# Flyball pics!!



## KristiM (Oct 18, 2011)

Got some nice pictures of Odin doing flyball this weekend at our outdoor practice
Dork face




































Thanks for looking


Sent from Petguide.com Free App


----------



## Neko (Dec 13, 2012)

Wow cool!!!


----------



## Metro_Mike (Mar 29, 2013)

Really great pics!!!!


----------



## Rei (Oct 10, 2008)

Great shots!! What an awesome dog.


----------



## Shade (Feb 20, 2012)

Great photos, especially the third one! 

I hope you don't mind me asking, but what are the wraps for? To protect him if he knocks the jumps?


----------



## KristiM (Oct 18, 2011)

Thanks everyone! Odin loves flyball and is so much fun to run, it blows everyone's mind how amazing his turn is considering he's twice the size of most flyball dogs

The wraps on his front legs are just extra protection for his wrists since flyball is pretty high impact. He's got a beautiful turn and is hits the box lighter than most of our 40 pound dogs but I still worry about the impact on his wrists over time. In short they just make me feel better


----------



## Shade (Feb 20, 2012)

Thanks for the explaination, that makes sense  I only have experience with wraps for horses and I've never seen them used for dogs before and was curious


----------



## Metro_Mike (Mar 29, 2013)

KristiM said:


> He's got a beautiful turn and is hits the box lighter than most of our 40 pound dogs


Out of curiosity I have been looking at a few of the clubs in the area. Most dogs are quite small would even venture to say about 35lbs.

I think of a GSD on the flyball track like a muscle car at a drag strip where the smaller dogs like Porches. Add to that the depth of their voice if they are a barker compared to the yaps


----------



## KristiM (Oct 18, 2011)

Yep he certainly has a bigger bark than most of the other dogs haha. And he barks like mad when he's on the line! Most dogs are about 30-40 pounds. That being said we also have a 65 pound pitbull mix on our team that runs 3.8! Another team around here has a pitbull that's close to 70 pounds and runs 4.0. At Odin's first tournament he was running 4.2 seconds and I have no doubt he will get faster. It is possible to do with a big dog....just slightly more challenging. The challenge is what it's all about though! Plus its way more impressive when you pull it off


----------



## ksotto333 (Aug 3, 2011)

That looks like so much fun...he looks like he loves it.....great pictures...


----------



## Liesje (Mar 4, 2007)

Nice! What brand skid boots did you get?


----------



## KristiM (Oct 18, 2011)

They aren't actually skid boots, they are just basically neoprene wrist wraps. He really doesn't skid at all (otherwise they would have been destroyed by now.) They are just for pastern support. 

Carpo-flex-x


----------



## Neko (Dec 13, 2012)

The wraps make him look so cool, lol


----------



## KristiM (Oct 18, 2011)

Neko said:


> The wraps make him look so cool, lol


Lol he absolutely HATED them the first few times I made him wear them. Now he loves it when I put them on, cause that means he gets to do flyball. Ill be sure to tell him that they make him look extra cool


----------



## Neko (Dec 13, 2012)

Please do =)


----------



## Liesje (Mar 4, 2007)

Wow those are really nice! Are they pretty easy to put on? The thing I hate about skid boots is that they are SO hard to put on, and the dogs can only wear them for racing. I forgot to take Pan's off once and his feet swelled twice their normal size.
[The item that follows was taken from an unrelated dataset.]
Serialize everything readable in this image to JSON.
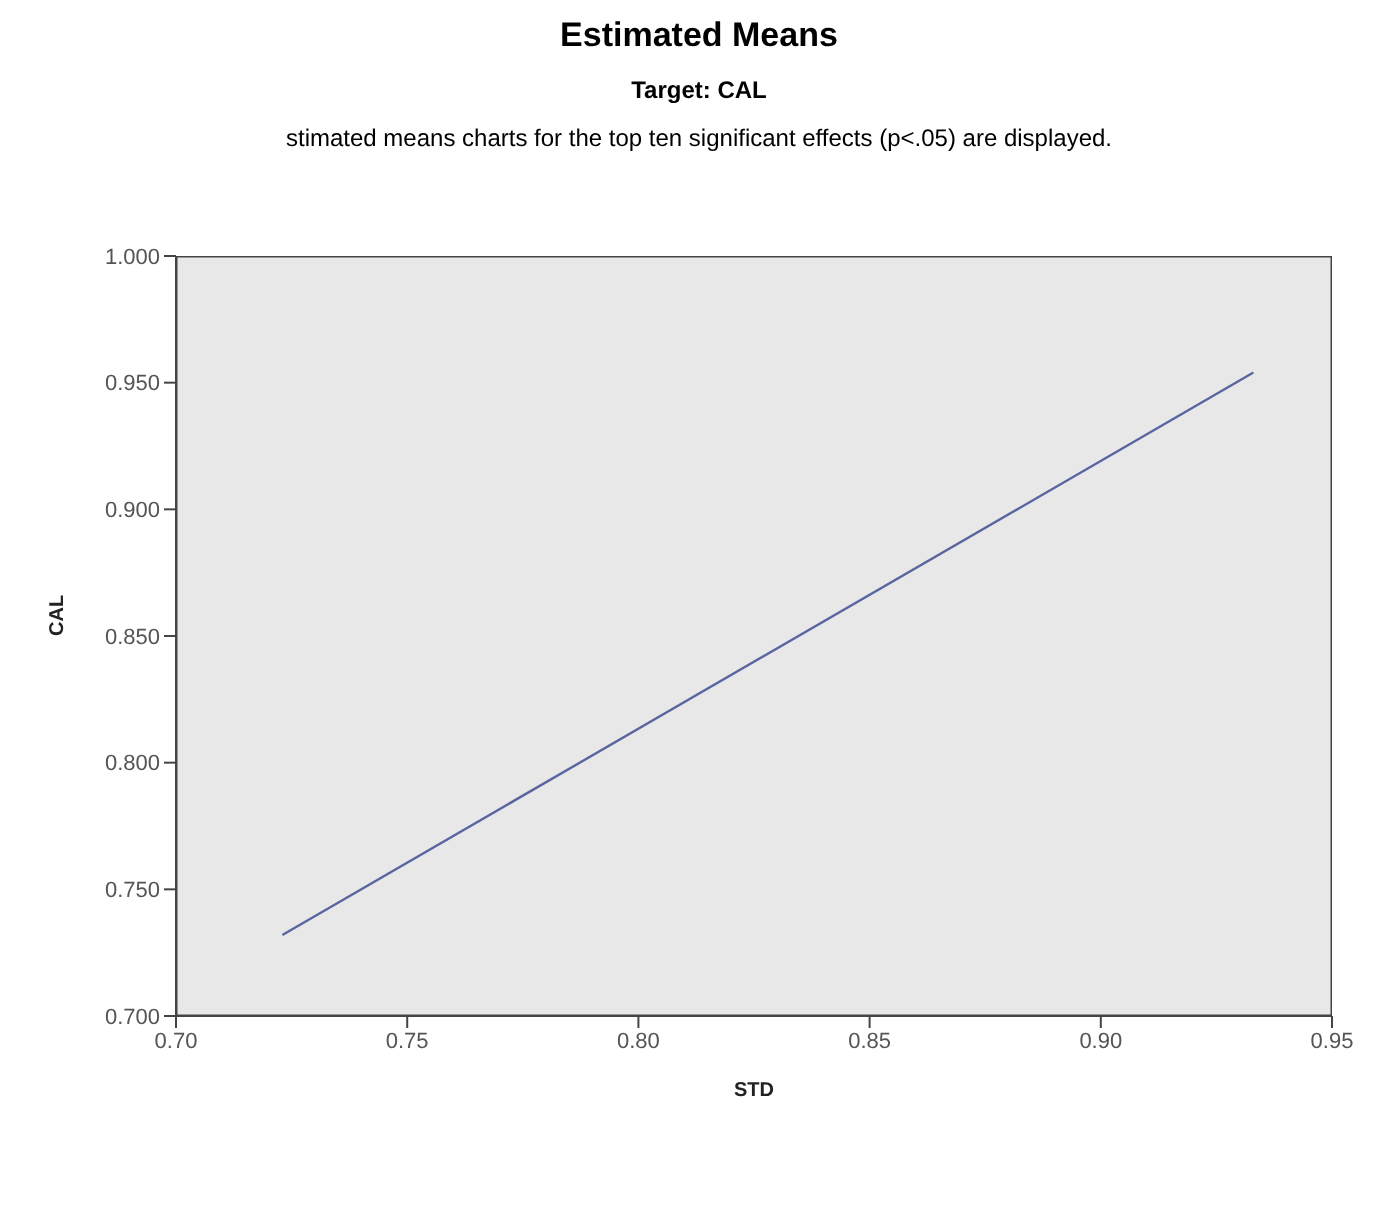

His turn is looking fabulous! I can see from the pics he's coming off with his head pretty low, something I'm really working on with Nikon (his turn is great but he tends to come off pretty high which makes him a little "sticky" on the box). Does he triple stride between the box and the jump? My team is trying to get Nikon to triple stride and I just don't think he can.


----------



## KristiM (Oct 18, 2011)

They are really nice and they seem to be way easier to put on than the skid boots everyone else on my team has. They are pretty easy, I do make Odin lay down to put them on though cause other wise I seem to screw them up (now that he doesn't complain so much about it, its easy peasy.) I was planning to get a leather patch sewn on them as I have heard that dogs can burn through neoprene in one weekend. But after a full tournament and several practices they are showing no wear at all. 
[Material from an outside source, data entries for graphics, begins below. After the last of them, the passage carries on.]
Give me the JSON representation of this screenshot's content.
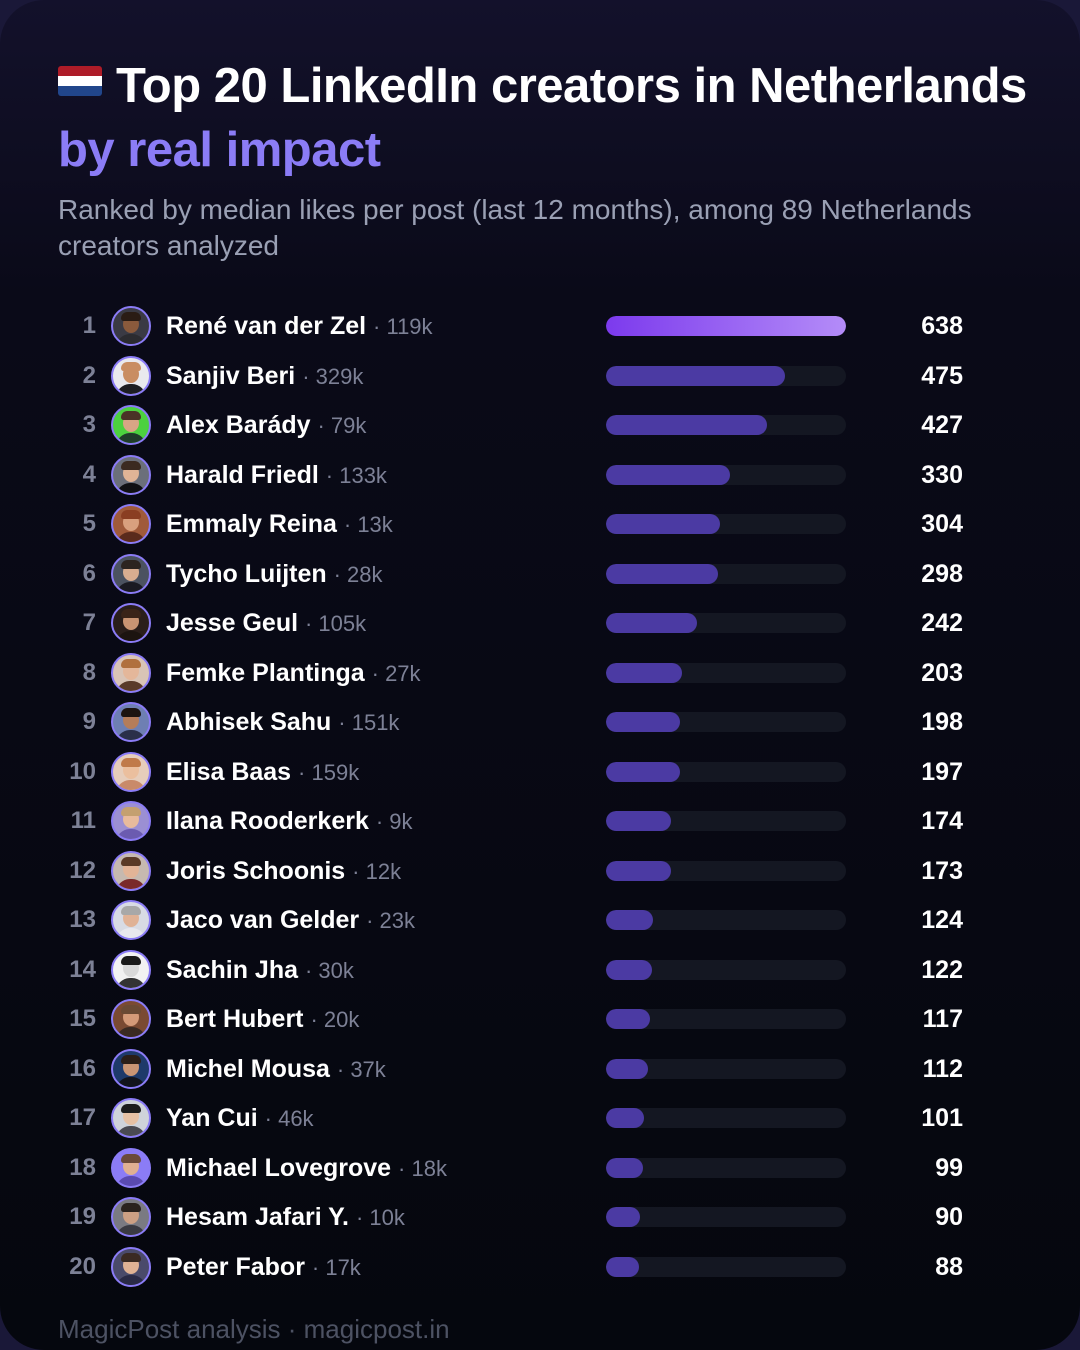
{
  "header": {
    "title": "Top 20 LinkedIn creators in Netherlands",
    "title_highlight": "by real impact",
    "subtitle": "Ranked by median likes per post (last 12 months), among 89 Netherlands creators analyzed",
    "flag_icon": "netherlands-flag-icon"
  },
  "footer": {
    "text": "MagicPost analysis · magicpost.in"
  },
  "colors": {
    "background": "#05070e",
    "accent": "#8b7cf6",
    "bar": "#4b3aa3",
    "bar_top_start": "#7c3aed",
    "bar_top_end": "#b48cf8",
    "track": "#141722"
  },
  "chart_data": {
    "type": "bar",
    "orientation": "horizontal",
    "title": "Top 20 LinkedIn creators in Netherlands by real impact",
    "subtitle": "Ranked by median likes per post (last 12 months), among 89 Netherlands creators analyzed",
    "xlim": [
      0,
      638
    ],
    "grid": false,
    "rows": [
      {
        "rank": "1",
        "name": "René van der Zel",
        "followers": "· 119k",
        "value": 638,
        "avatar": {
          "skin": "#8a5a3c",
          "hair": "#2a1c14",
          "shirt": "#2b2b30",
          "bg": "#3a3a44"
        }
      },
      {
        "rank": "2",
        "name": "Sanjiv Beri",
        "followers": "· 329k",
        "value": 475,
        "avatar": {
          "skin": "#c98d62",
          "hair": "#c98d62",
          "shirt": "#1d1d22",
          "bg": "#e9e9ee"
        }
      },
      {
        "rank": "3",
        "name": "Alex Barády",
        "followers": "· 79k",
        "value": 427,
        "avatar": {
          "skin": "#d8a585",
          "hair": "#4a3326",
          "shirt": "#1f3b2a",
          "bg": "#4cd13f"
        }
      },
      {
        "rank": "4",
        "name": "Harald Friedl",
        "followers": "· 133k",
        "value": 330,
        "avatar": {
          "skin": "#e0b496",
          "hair": "#3b2a20",
          "shirt": "#101014",
          "bg": "#6b6f7a"
        }
      },
      {
        "rank": "5",
        "name": "Emmaly Reina",
        "followers": "· 13k",
        "value": 304,
        "avatar": {
          "skin": "#d9a07e",
          "hair": "#8a3e22",
          "shirt": "#5a2a1c",
          "bg": "#a05a3a"
        }
      },
      {
        "rank": "6",
        "name": "Tycho Luijten",
        "followers": "· 28k",
        "value": 298,
        "avatar": {
          "skin": "#d8ad90",
          "hair": "#2c2420",
          "shirt": "#1a1a22",
          "bg": "#4b5260"
        }
      },
      {
        "rank": "7",
        "name": "Jesse Geul",
        "followers": "· 105k",
        "value": 242,
        "avatar": {
          "skin": "#c99472",
          "hair": "#3a2418",
          "shirt": "#1c1410",
          "bg": "#2a1e1a"
        }
      },
      {
        "rank": "8",
        "name": "Femke Plantinga",
        "followers": "· 27k",
        "value": 203,
        "avatar": {
          "skin": "#e4b79a",
          "hair": "#b0703e",
          "shirt": "#5a3a2a",
          "bg": "#d9c4b6"
        }
      },
      {
        "rank": "9",
        "name": "Abhisek Sahu",
        "followers": "· 151k",
        "value": 198,
        "avatar": {
          "skin": "#b57d5a",
          "hair": "#1c1410",
          "shirt": "#2a2f4a",
          "bg": "#6e7fb3"
        }
      },
      {
        "rank": "10",
        "name": "Elisa Baas",
        "followers": "· 159k",
        "value": 197,
        "avatar": {
          "skin": "#ebbf9e",
          "hair": "#c07a4a",
          "shirt": "#c98a6a",
          "bg": "#e6cdbb"
        }
      },
      {
        "rank": "11",
        "name": "Ilana Rooderkerk",
        "followers": "· 9k",
        "value": 174,
        "avatar": {
          "skin": "#e8bb9c",
          "hair": "#c4a070",
          "shirt": "#6b5bb0",
          "bg": "#9b8fd3"
        }
      },
      {
        "rank": "12",
        "name": "Joris Schoonis",
        "followers": "· 12k",
        "value": 173,
        "avatar": {
          "skin": "#e2b497",
          "hair": "#5a3a26",
          "shirt": "#7a2a2a",
          "bg": "#c6b9b0"
        }
      },
      {
        "rank": "13",
        "name": "Jaco van Gelder",
        "followers": "· 23k",
        "value": 124,
        "avatar": {
          "skin": "#e0b296",
          "hair": "#a8a8a8",
          "shirt": "#e8e8ee",
          "bg": "#d8dbe4"
        }
      },
      {
        "rank": "14",
        "name": "Sachin Jha",
        "followers": "· 30k",
        "value": 122,
        "avatar": {
          "skin": "#d9d9d9",
          "hair": "#1a1a1a",
          "shirt": "#333333",
          "bg": "#f2f2f2"
        }
      },
      {
        "rank": "15",
        "name": "Bert Hubert",
        "followers": "· 20k",
        "value": 117,
        "avatar": {
          "skin": "#d49a78",
          "hair": "#6a4a34",
          "shirt": "#3a2a22",
          "bg": "#7a4a32"
        }
      },
      {
        "rank": "16",
        "name": "Michel Mousa",
        "followers": "· 37k",
        "value": 112,
        "avatar": {
          "skin": "#c99574",
          "hair": "#2a1e18",
          "shirt": "#12141c",
          "bg": "#1e3a6a"
        }
      },
      {
        "rank": "17",
        "name": "Yan Cui",
        "followers": "· 46k",
        "value": 101,
        "avatar": {
          "skin": "#e6c1a4",
          "hair": "#1c1c1c",
          "shirt": "#4a4a52",
          "bg": "#cfd3da"
        }
      },
      {
        "rank": "18",
        "name": "Michael Lovegrove",
        "followers": "· 18k",
        "value": 99,
        "avatar": {
          "skin": "#e0b092",
          "hair": "#6a4a3a",
          "shirt": "#5a4ab0",
          "bg": "#8b7cf6"
        }
      },
      {
        "rank": "19",
        "name": "Hesam Jafari Y.",
        "followers": "· 10k",
        "value": 90,
        "avatar": {
          "skin": "#cda084",
          "hair": "#2a221e",
          "shirt": "#3a3a42",
          "bg": "#7a7a82"
        }
      },
      {
        "rank": "20",
        "name": "Peter Fabor",
        "followers": "· 17k",
        "value": 88,
        "avatar": {
          "skin": "#e0b294",
          "hair": "#3a2a22",
          "shirt": "#2a2a46",
          "bg": "#4a4a6a"
        }
      }
    ]
  }
}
Thank you! I am honestly beaming proud of his turn It really is so nice, snappy and super efficient. And most important to me he doesn't slam into the box like a lot of the bigger, fast dogs do. One of the pics he is pushing off a little low but that was our first warm up turn, 99% of his turns he's high centre. I found that doing up close work and having him target a ball on a rope on the ground really helped to get his head down. I did a lot of this when I first taught the turns and especially when I took the props away. I would have the ball basically close enough that he could come down right on to it, so that he was really driving down low and pushing hard off the box.
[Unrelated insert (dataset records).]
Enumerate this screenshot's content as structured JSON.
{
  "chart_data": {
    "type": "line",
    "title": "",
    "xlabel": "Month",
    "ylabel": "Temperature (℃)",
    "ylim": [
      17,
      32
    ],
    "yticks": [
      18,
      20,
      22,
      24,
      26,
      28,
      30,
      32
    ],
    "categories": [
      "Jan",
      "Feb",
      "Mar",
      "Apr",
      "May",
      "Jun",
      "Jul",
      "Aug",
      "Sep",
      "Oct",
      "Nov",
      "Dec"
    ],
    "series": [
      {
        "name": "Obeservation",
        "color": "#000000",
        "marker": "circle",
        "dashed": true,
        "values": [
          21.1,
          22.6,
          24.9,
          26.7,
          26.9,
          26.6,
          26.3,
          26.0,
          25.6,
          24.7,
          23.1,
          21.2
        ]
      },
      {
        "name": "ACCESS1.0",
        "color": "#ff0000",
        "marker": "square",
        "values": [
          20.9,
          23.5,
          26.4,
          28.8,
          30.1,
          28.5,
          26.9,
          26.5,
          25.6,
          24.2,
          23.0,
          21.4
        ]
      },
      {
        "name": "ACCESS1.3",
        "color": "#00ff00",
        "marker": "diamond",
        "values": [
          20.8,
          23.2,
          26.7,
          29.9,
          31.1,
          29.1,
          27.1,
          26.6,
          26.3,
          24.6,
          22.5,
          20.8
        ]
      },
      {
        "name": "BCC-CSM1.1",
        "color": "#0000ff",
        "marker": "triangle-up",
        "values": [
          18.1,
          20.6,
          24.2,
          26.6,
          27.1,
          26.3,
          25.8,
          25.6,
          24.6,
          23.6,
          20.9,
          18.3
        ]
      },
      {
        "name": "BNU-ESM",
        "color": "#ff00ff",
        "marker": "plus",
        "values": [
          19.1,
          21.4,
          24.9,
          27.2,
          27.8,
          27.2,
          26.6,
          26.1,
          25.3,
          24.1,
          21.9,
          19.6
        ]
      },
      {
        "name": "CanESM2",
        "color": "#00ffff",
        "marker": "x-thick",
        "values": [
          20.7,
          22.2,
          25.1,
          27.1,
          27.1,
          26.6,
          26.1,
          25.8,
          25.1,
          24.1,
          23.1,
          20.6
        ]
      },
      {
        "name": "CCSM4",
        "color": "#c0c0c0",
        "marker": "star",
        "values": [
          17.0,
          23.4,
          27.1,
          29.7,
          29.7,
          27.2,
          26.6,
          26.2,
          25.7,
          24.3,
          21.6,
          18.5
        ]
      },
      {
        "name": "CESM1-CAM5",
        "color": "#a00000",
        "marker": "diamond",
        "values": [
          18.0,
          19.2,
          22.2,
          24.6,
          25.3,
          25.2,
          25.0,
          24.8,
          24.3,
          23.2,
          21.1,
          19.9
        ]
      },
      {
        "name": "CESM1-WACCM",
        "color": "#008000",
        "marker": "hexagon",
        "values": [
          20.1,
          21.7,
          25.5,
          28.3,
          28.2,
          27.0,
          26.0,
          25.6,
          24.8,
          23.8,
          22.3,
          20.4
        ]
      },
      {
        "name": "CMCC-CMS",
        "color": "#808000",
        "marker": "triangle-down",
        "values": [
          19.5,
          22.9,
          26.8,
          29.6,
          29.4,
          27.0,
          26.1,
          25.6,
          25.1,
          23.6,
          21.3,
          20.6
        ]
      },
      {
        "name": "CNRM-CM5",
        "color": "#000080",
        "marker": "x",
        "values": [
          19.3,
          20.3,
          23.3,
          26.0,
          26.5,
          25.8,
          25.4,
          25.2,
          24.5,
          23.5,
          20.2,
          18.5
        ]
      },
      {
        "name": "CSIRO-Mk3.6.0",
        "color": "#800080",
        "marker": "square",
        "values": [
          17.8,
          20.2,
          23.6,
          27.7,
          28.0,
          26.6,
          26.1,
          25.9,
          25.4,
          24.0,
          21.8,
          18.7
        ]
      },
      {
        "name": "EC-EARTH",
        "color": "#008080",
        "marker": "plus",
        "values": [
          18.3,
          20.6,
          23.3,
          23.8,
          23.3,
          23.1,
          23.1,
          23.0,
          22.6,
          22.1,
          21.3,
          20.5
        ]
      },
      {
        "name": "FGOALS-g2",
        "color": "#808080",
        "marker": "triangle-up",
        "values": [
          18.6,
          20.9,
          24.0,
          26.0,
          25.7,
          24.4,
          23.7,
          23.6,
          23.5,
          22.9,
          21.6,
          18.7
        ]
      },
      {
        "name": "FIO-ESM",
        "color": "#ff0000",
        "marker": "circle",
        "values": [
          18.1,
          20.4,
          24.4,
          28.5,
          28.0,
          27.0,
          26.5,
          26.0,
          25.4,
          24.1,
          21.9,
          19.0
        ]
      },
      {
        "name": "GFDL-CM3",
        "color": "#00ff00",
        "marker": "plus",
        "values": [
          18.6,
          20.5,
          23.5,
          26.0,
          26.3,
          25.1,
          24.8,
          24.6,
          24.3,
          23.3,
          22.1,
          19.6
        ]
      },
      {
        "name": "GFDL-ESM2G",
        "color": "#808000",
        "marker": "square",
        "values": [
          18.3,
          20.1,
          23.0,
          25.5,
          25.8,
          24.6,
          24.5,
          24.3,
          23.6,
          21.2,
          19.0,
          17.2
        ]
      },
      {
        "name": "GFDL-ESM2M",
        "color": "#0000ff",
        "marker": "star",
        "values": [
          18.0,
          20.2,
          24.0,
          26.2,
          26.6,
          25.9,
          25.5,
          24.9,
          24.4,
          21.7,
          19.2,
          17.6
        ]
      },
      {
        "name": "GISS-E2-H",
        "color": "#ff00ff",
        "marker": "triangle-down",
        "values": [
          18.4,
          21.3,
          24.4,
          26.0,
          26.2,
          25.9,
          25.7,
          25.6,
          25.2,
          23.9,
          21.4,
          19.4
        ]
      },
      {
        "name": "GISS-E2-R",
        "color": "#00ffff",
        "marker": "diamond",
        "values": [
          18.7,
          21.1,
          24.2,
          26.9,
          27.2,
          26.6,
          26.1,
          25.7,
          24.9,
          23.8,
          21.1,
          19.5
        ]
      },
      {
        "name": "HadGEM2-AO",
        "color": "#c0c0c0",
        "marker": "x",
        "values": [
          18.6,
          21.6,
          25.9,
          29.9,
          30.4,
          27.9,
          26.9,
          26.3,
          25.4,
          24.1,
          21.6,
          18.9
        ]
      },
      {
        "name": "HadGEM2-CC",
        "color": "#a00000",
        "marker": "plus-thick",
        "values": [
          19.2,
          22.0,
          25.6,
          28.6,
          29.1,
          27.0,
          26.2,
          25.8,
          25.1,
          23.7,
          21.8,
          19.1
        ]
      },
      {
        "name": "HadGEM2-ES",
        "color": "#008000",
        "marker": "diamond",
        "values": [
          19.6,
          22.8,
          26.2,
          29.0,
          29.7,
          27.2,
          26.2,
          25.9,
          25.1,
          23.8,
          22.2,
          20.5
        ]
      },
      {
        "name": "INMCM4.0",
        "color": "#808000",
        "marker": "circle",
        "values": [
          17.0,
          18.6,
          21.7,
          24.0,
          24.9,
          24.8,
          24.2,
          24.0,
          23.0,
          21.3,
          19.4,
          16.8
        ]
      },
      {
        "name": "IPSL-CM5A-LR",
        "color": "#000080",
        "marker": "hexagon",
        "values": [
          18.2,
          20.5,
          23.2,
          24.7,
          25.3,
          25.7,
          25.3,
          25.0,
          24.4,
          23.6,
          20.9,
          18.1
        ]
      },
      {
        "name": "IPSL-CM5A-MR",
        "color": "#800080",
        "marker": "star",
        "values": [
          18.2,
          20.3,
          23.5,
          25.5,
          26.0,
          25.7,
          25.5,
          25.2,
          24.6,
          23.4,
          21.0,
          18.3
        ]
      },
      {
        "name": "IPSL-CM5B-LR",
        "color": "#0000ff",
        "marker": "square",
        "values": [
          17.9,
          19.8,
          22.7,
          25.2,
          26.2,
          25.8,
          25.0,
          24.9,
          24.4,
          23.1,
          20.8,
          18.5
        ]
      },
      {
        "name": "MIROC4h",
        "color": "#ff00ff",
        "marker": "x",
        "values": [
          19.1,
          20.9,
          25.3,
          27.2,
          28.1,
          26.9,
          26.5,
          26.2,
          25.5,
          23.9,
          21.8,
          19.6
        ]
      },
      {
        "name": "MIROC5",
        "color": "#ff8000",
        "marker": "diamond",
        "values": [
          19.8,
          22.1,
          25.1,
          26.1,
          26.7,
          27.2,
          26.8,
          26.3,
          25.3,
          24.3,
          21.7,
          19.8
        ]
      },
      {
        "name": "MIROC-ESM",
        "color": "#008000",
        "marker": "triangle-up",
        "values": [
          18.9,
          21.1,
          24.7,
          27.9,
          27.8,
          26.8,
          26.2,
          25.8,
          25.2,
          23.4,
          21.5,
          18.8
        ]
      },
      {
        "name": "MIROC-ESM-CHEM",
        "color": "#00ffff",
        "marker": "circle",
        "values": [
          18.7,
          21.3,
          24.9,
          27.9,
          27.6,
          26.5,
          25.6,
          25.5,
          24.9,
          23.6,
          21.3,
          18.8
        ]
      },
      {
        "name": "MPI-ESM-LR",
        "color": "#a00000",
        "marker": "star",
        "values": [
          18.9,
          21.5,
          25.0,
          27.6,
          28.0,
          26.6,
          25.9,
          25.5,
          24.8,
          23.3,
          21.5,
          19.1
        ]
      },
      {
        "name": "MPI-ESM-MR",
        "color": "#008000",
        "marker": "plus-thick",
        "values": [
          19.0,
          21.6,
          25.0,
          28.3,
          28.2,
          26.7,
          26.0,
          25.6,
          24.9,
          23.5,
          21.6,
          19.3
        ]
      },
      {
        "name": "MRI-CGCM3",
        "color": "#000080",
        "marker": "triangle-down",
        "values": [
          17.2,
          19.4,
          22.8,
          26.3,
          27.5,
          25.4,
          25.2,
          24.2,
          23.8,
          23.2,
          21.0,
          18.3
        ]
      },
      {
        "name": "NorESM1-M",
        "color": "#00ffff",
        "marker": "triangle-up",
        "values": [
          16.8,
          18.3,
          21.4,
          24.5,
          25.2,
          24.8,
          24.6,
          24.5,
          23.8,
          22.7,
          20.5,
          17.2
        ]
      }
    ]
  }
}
I would have to get some video and slow it down to be absolutely sure but I'm 99% sure that he is taking two _collected_ strides to the box. I really don't see how there is any way to get a dog this size to take three strides to the box. I also seem to recall rocket relay saying in one of their videos that even most mals will only take two strides to and from the box.


----------



## Cassidy's Mom (Mar 30, 2003)

His turn looks great! :thumbup:


----------